The emigrants who traveled the Oregon Trail arrived in the Willamette Valley in late fall, or even after the first snowfall of winter. What did they do then? They were relieved the long journey was over, I’m sure, but how did they go about building a new life?
Beginning with Lewis and Clark, pioneers had trouble deciding how to spend their winters in the Pacific Northwest. My research told me that Lewis and Clark first stopped on the north side of the mouth of the Columbia River in November 1805. They called the site “Cape Disappointment,” which described their feelings at not finding the Northwest Passage they had sought.
They then moved to a site on the south side of the Columbia River and established a winter camp at Fort Clatsop, where they spent the winter of 1805-06. In the 106 days the Lewis and Clark expedition spent at Fort Clatsop, there were only twelve without rain and only six with sunshine. Imagine how depressing that must have been.
The emigrants on the Oregon Trail were no different in their struggle to find a comfortable place to spend the winter. When the 1840s emigrants reached Oregon, many of them relied on the charity of John McLaughlin, chief factor of the Hudson’s Bay Company at Fort Vancouver. Later emigrants may have had family or friends waiting for them in Oregon. Some travelers found primitive homes or tents that already existed in the area.
For example, in 1843, Jesse Applegate’s family spent their first winter at the old Methodist mission upriver from where Oregon City would be founded. They went hungry during the cold, wet winter—so hungry that a begging Indian gave his dried venison to the Applegate children, instead of taking their food. Yet a year later, Jesse Applegate was the sixth wealthiest man in Oregon, according to the tax rolls, due largely to the value of his cattle, so he had some early success in Oregon
As another example, Elizabeth Dixon Smith Geer found a small shed in Portland in which to spend the winter of 1847-48. She describes it as “a small, leaky concern with two families already in it.” She made a pallet on the mud floor for her sick husband, and he stayed in the shed until he died several weeks later.

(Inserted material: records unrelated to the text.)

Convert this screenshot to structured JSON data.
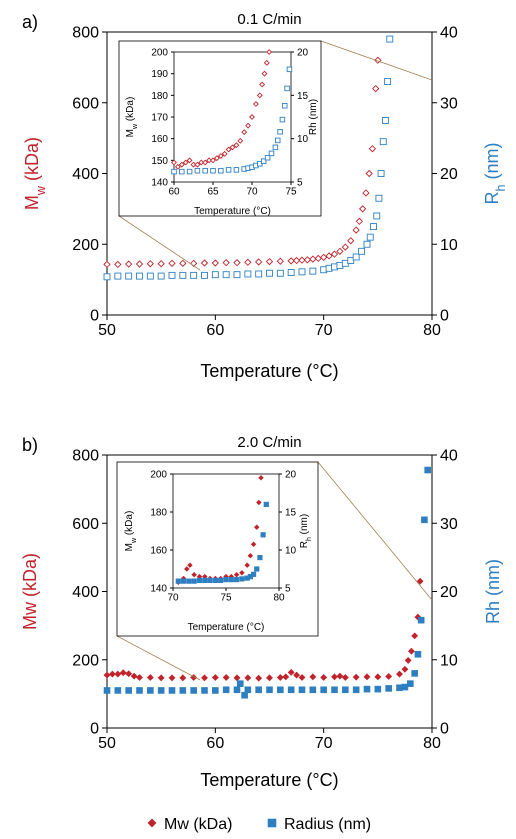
{
  "chart_data": [
    {
      "type": "scatter",
      "panel_label": "a)",
      "title": "0.1 C/min",
      "xlabel": "Temperature (°C)",
      "ylabel_left": {
        "main": "M",
        "sub": "w",
        "rest": " (kDa)"
      },
      "ylabel_right": {
        "main": "R",
        "sub": "h",
        "rest": " (nm)"
      },
      "xlim": [
        50,
        80
      ],
      "xticks": [
        "50",
        "60",
        "70",
        "80"
      ],
      "ylim_left": [
        0,
        800
      ],
      "yticks_left": [
        "0",
        "200",
        "400",
        "600",
        "800"
      ],
      "ylim_right": [
        0,
        40
      ],
      "yticks_right": [
        "0",
        "10",
        "20",
        "30",
        "40"
      ],
      "marker_style": "open",
      "colors": {
        "mw": "#c0232b",
        "rh": "#2e7fc2"
      },
      "series": [
        {
          "axis": "left",
          "color": "mw",
          "marker": "diamond",
          "x": [
            50,
            51,
            52,
            53,
            54,
            55,
            56,
            57,
            58,
            59,
            60,
            61,
            62,
            63,
            64,
            65,
            66,
            67,
            67.5,
            68,
            68.5,
            69,
            69.5,
            70,
            70.5,
            71,
            71.5,
            72,
            72.5,
            73,
            73.3,
            73.6,
            73.9,
            74.2,
            74.5,
            74.8,
            75
          ],
          "y": [
            143,
            143,
            144,
            144,
            145,
            145,
            146,
            146,
            146,
            147,
            147,
            148,
            148,
            149,
            150,
            151,
            152,
            153,
            154,
            155,
            156,
            158,
            160,
            163,
            167,
            172,
            180,
            192,
            210,
            240,
            265,
            300,
            345,
            400,
            470,
            640,
            720
          ]
        },
        {
          "axis": "right",
          "color": "rh",
          "marker": "square",
          "x": [
            50,
            51,
            52,
            53,
            54,
            55,
            56,
            57,
            58,
            59,
            60,
            61,
            62,
            63,
            64,
            65,
            66,
            67,
            68,
            69,
            70,
            70.5,
            71,
            71.5,
            72,
            72.5,
            73,
            73.5,
            74,
            74.3,
            74.6,
            74.9,
            75.1,
            75.3,
            75.5,
            75.7,
            75.9,
            76.1
          ],
          "y": [
            5.4,
            5.5,
            5.5,
            5.5,
            5.5,
            5.5,
            5.6,
            5.6,
            5.6,
            5.6,
            5.7,
            5.7,
            5.7,
            5.8,
            5.8,
            5.9,
            5.9,
            6,
            6.1,
            6.2,
            6.4,
            6.6,
            6.8,
            7,
            7.3,
            7.7,
            8.2,
            9,
            10,
            11,
            12.5,
            14,
            16.5,
            20,
            24.5,
            27.5,
            33,
            39
          ]
        }
      ],
      "inset": {
        "xlim": [
          60,
          75
        ],
        "xticks": [
          "60",
          "65",
          "70",
          "75"
        ],
        "ylim_left": [
          140,
          200
        ],
        "yticks_left": [
          "140",
          "150",
          "160",
          "170",
          "180",
          "190",
          "200"
        ],
        "ylim_right": [
          5,
          20
        ],
        "yticks_right": [
          "5",
          "10",
          "15",
          "20"
        ],
        "xlabel": "Temperature (°C)",
        "ylabel_left": {
          "main": "M",
          "sub": "w",
          "rest": " (kDa)"
        },
        "ylabel_right": {
          "main": "Rh (nm)"
        },
        "series": [
          {
            "axis": "left",
            "color": "mw",
            "marker": "diamond",
            "x": [
              60,
              60.5,
              61,
              61.5,
              62,
              62.5,
              63,
              63.5,
              64,
              64.5,
              65,
              65.5,
              66,
              66.5,
              67,
              67.5,
              68,
              68.5,
              69,
              69.5,
              70,
              70.5,
              71,
              71.3,
              71.6,
              71.9,
              72.2
            ],
            "y": [
              149,
              147,
              148,
              149,
              150,
              148,
              148,
              149,
              149,
              150,
              150,
              151,
              152,
              153,
              155,
              156,
              157,
              159,
              163,
              166,
              170,
              176,
              180,
              185,
              190,
              195,
              200
            ]
          },
          {
            "axis": "right",
            "color": "rh",
            "marker": "square",
            "x": [
              60,
              61,
              62,
              63,
              64,
              65,
              66,
              67,
              68,
              69,
              69.5,
              70,
              70.5,
              71,
              71.5,
              72,
              72.5,
              73,
              73.3,
              73.6,
              73.9,
              74.2,
              74.5,
              74.8
            ],
            "y": [
              6.2,
              6.2,
              6.2,
              6.3,
              6.3,
              6.3,
              6.3,
              6.4,
              6.4,
              6.5,
              6.6,
              6.7,
              6.9,
              7.1,
              7.4,
              7.8,
              8.3,
              9,
              9.8,
              10.8,
              12.2,
              13.8,
              15.8,
              18
            ]
          }
        ]
      }
    },
    {
      "type": "scatter",
      "panel_label": "b)",
      "title": "2.0 C/min",
      "xlabel": "Temperature (°C)",
      "ylabel_left": {
        "main": "Mw (kDa)"
      },
      "ylabel_right": {
        "main": "Rh (nm)"
      },
      "xlim": [
        50,
        80
      ],
      "xticks": [
        "50",
        "60",
        "70",
        "80"
      ],
      "ylim_left": [
        0,
        800
      ],
      "yticks_left": [
        "0",
        "200",
        "400",
        "600",
        "800"
      ],
      "ylim_right": [
        0,
        40
      ],
      "yticks_right": [
        "0",
        "10",
        "20",
        "30",
        "40"
      ],
      "marker_style": "filled",
      "colors": {
        "mw": "#c0232b",
        "rh": "#2e7fc2"
      },
      "series": [
        {
          "name": "Mw (kDa)",
          "axis": "left",
          "color": "mw",
          "marker": "diamond",
          "x": [
            50,
            50.5,
            51,
            51.5,
            52,
            52.5,
            53,
            54,
            55,
            56,
            57,
            58,
            59,
            60,
            61,
            62,
            63,
            64,
            65,
            66,
            66.5,
            67,
            67.5,
            68,
            69,
            70,
            71,
            71.5,
            72,
            73,
            74,
            75,
            76,
            77,
            77.5,
            77.8,
            78.1,
            78.4,
            78.7,
            78.9
          ],
          "y": [
            155,
            158,
            158,
            162,
            159,
            152,
            148,
            148,
            147,
            147,
            147,
            148,
            147,
            148,
            148,
            147,
            147,
            146,
            147,
            148,
            150,
            163,
            155,
            148,
            150,
            148,
            150,
            152,
            148,
            149,
            150,
            150,
            151,
            158,
            172,
            198,
            225,
            270,
            325,
            430
          ]
        },
        {
          "name": "Radius (nm)",
          "axis": "right",
          "color": "rh",
          "marker": "square",
          "x": [
            50,
            51,
            52,
            53,
            54,
            55,
            56,
            57,
            58,
            59,
            60,
            61,
            62,
            62.3,
            62.7,
            63,
            64,
            65,
            66,
            67,
            68,
            69,
            70,
            71,
            72,
            73,
            74,
            75,
            76,
            77,
            77.5,
            78,
            78.4,
            78.7,
            79,
            79.3,
            79.6
          ],
          "y": [
            5.5,
            5.5,
            5.5,
            5.5,
            5.5,
            5.5,
            5.5,
            5.5,
            5.5,
            5.5,
            5.5,
            5.6,
            5.6,
            6.5,
            4.8,
            5.6,
            5.6,
            5.6,
            5.6,
            5.6,
            5.6,
            5.6,
            5.6,
            5.6,
            5.6,
            5.6,
            5.7,
            5.7,
            5.8,
            5.9,
            6,
            6.5,
            8,
            10.8,
            15.8,
            30.5,
            37.8
          ]
        }
      ],
      "inset": {
        "xlim": [
          70,
          80
        ],
        "xticks": [
          "70",
          "75",
          "80"
        ],
        "ylim_left": [
          140,
          200
        ],
        "yticks_left": [
          "140",
          "160",
          "180",
          "200"
        ],
        "ylim_right": [
          5,
          20
        ],
        "yticks_right": [
          "5",
          "10",
          "15",
          "20"
        ],
        "xlabel": "Temperature (°C)",
        "ylabel_left": {
          "main": "M",
          "sub": "w",
          "rest": " (kDa)"
        },
        "ylabel_right": {
          "main": "R",
          "sub": "h",
          "rest": " (nm)"
        },
        "series": [
          {
            "axis": "left",
            "color": "mw",
            "marker": "diamond",
            "x": [
              70.5,
              71,
              71.3,
              71.6,
              72,
              72.5,
              73,
              73.5,
              74,
              74.5,
              75,
              75.5,
              76,
              76.5,
              77,
              77.3,
              77.6,
              77.9,
              78.1,
              78.3
            ],
            "y": [
              143,
              145,
              150,
              152,
              147,
              146,
              146,
              145,
              145,
              145,
              146,
              146,
              147,
              148,
              152,
              157,
              163,
              172,
              185,
              198
            ]
          },
          {
            "axis": "right",
            "color": "rh",
            "marker": "square",
            "x": [
              70.5,
              71,
              71.5,
              72,
              72.5,
              73,
              73.5,
              74,
              74.5,
              75,
              75.5,
              76,
              76.5,
              77,
              77.3,
              77.6,
              77.9,
              78.2,
              78.5,
              78.8
            ],
            "y": [
              5.9,
              5.9,
              5.9,
              5.9,
              6,
              6,
              6,
              6,
              6,
              6.1,
              6.1,
              6.1,
              6.2,
              6.3,
              6.5,
              6.8,
              7.5,
              9,
              12,
              16
            ]
          }
        ]
      }
    }
  ],
  "legend": [
    {
      "label": "Mw (kDa)",
      "marker": "diamond",
      "color": "#c0232b"
    },
    {
      "label": "Radius (nm)",
      "marker": "square",
      "color": "#2e7fc2"
    }
  ]
}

Later, she writes a friend,
If I could tell you how we suffer you would not believe it. Our house, or rather a shed joined to a house, leaks all over. The roof descends in such a manner that the rain runs right down into the fire.
The shed was
constructed by setting up studs five feet high on the lowest side. The other side joins the cabin. It is boarded up with clapboards and several of them are torn off in places, and there is no shutter to our door; but if it was not for the rain putting out the fire and leaking all over the house we would be comfortable.
The more intrepid pioneers sought out their new homes immediately and filed homesteader’s claims. In 1847, when my novel about the Oregon Trail takes place, every male who was 21 or older could claim 640 acres of land (one square mile). Within six months of filing a claim for the land, he had to make improvements in the form of a building or fences, and he had to take up residence on the land. If he didn’t, there were provisions for paying taxes instead.

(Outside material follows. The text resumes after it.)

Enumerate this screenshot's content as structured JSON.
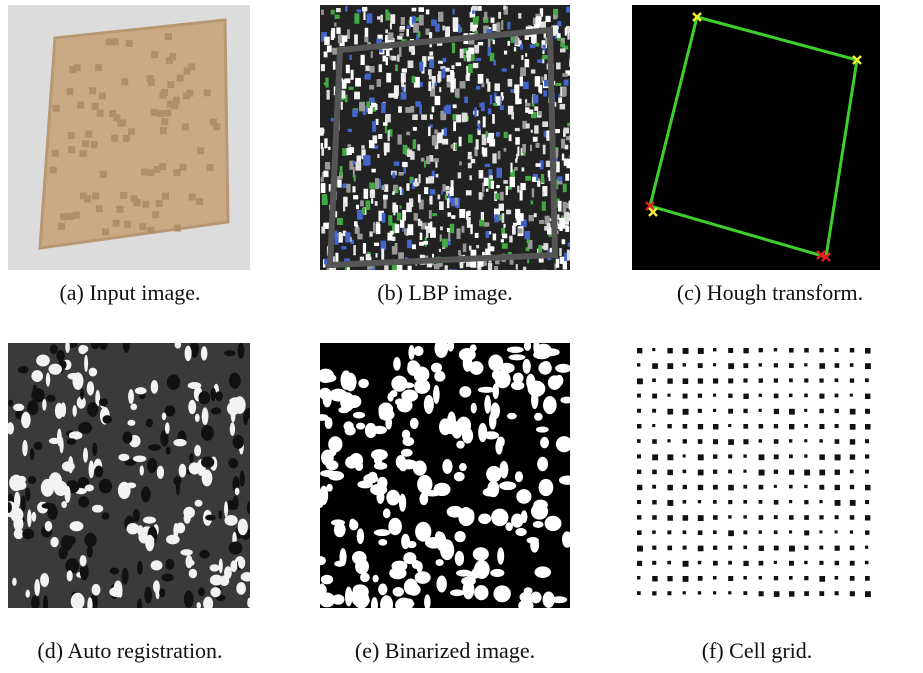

I haven’t been able to find accounts of how the travelers decided on their sites, so I’ve had to use my imagination in picking out land for them. I assume they wanted running water, fairly flat land they could clear and farm. I picture these emigrants, most of them bedraggled and penniless, searching for a spot to call home.
And I add to that picture my own memories of winters in Oregon. I lived in the Willamette Valley (Corvallis, OR) when I was a preschooler. Those winters of 1959 and 1960 aren’t my earliest memories of winter, but I remember them. Weeks of constant grey and rain, when I was forced to stay inside through recess, and I was bored with only my younger brother as playmate.

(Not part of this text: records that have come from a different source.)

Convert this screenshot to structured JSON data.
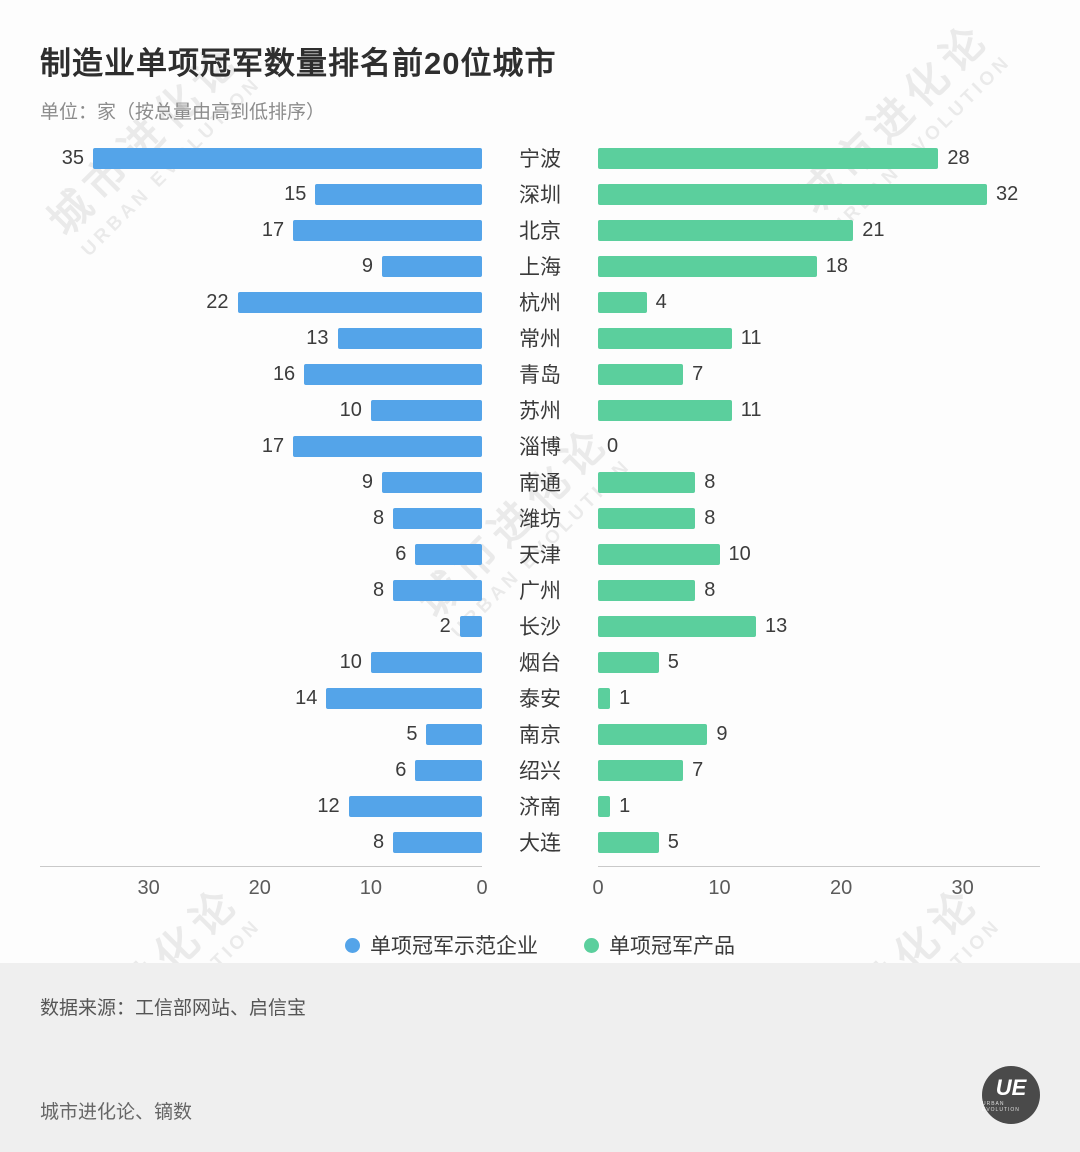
{
  "header": {
    "title": "制造业单项冠军数量排名前20位城市",
    "subtitle": "单位：家（按总量由高到低排序）"
  },
  "chart_data": {
    "type": "bar",
    "orientation": "horizontal-diverging",
    "title": "制造业单项冠军数量排名前20位城市",
    "unit_note": "单位：家（按总量由高到低排序）",
    "categories": [
      "宁波",
      "深圳",
      "北京",
      "上海",
      "杭州",
      "常州",
      "青岛",
      "苏州",
      "淄博",
      "南通",
      "潍坊",
      "天津",
      "广州",
      "长沙",
      "烟台",
      "泰安",
      "南京",
      "绍兴",
      "济南",
      "大连"
    ],
    "series": [
      {
        "name": "单项冠军示范企业",
        "side": "left",
        "color": "#54a4e9",
        "values": [
          35,
          15,
          17,
          9,
          22,
          13,
          16,
          10,
          17,
          9,
          8,
          6,
          8,
          2,
          10,
          14,
          5,
          6,
          12,
          8
        ],
        "axis_ticks": [
          30,
          20,
          10,
          0
        ],
        "xlim": [
          0,
          35
        ]
      },
      {
        "name": "单项冠军产品",
        "side": "right",
        "color": "#5bcf9d",
        "values": [
          28,
          32,
          21,
          18,
          4,
          11,
          7,
          11,
          0,
          8,
          8,
          10,
          8,
          13,
          5,
          1,
          9,
          7,
          1,
          5
        ],
        "axis_ticks": [
          0,
          10,
          20,
          30
        ],
        "xlim": [
          0,
          32
        ]
      }
    ],
    "grid": false,
    "legend_position": "bottom"
  },
  "legend": {
    "items": [
      {
        "label": "单项冠军示范企业",
        "color": "#54a4e9"
      },
      {
        "label": "单项冠军产品",
        "color": "#5bcf9d"
      }
    ]
  },
  "footer": {
    "source": "数据来源：工信部网站、启信宝",
    "credit": "城市进化论、镝数",
    "logo": "UE",
    "logo_sub": "URBAN EVOLUTION"
  },
  "watermark": {
    "cn": "城市进化论",
    "en": "URBAN EVOLUTION"
  }
}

So those memories color my depiction of the emigrants’ winters in Oregon, and I can easily understand how depressing Lewis and Clark and their companions must have found it to have only six days of sunshine all winter.
To create the winter scenes in my novels, then, I combined my research, my imagination, and my memories. Is it truth? Who knows? When I get the books published, you can judge.
How do you picture the early pioneers wintering in Oregon? Writers, how do you combine research, imagination, and memory?
I follow the thin thread of research and make it the backbone, then add muscles of imagination, and cover it with the skin of memory. After careful edits and many critiques, life-like characters emerge.
Sally, you used much more imagery than I can in your description.
Theresa
One of the things I did was drive out to Jewell County Kansas so I could see the land and understand what it was that made people stop at that particular place. In other words, since you know the Willamette Valley, (or can get photos of it) I wonder if you can imagine why someone would live in one particular place or another. For example, the Quakers all settled along a river in northern Jewell County and their settlements were on the flatter land. It’s beautiful country out there. I can see why they stopped.
Janet,
I’ve been using Google maps to do what you suggest. The land has changed so much, but I figure the basic contours and watersheds are similar.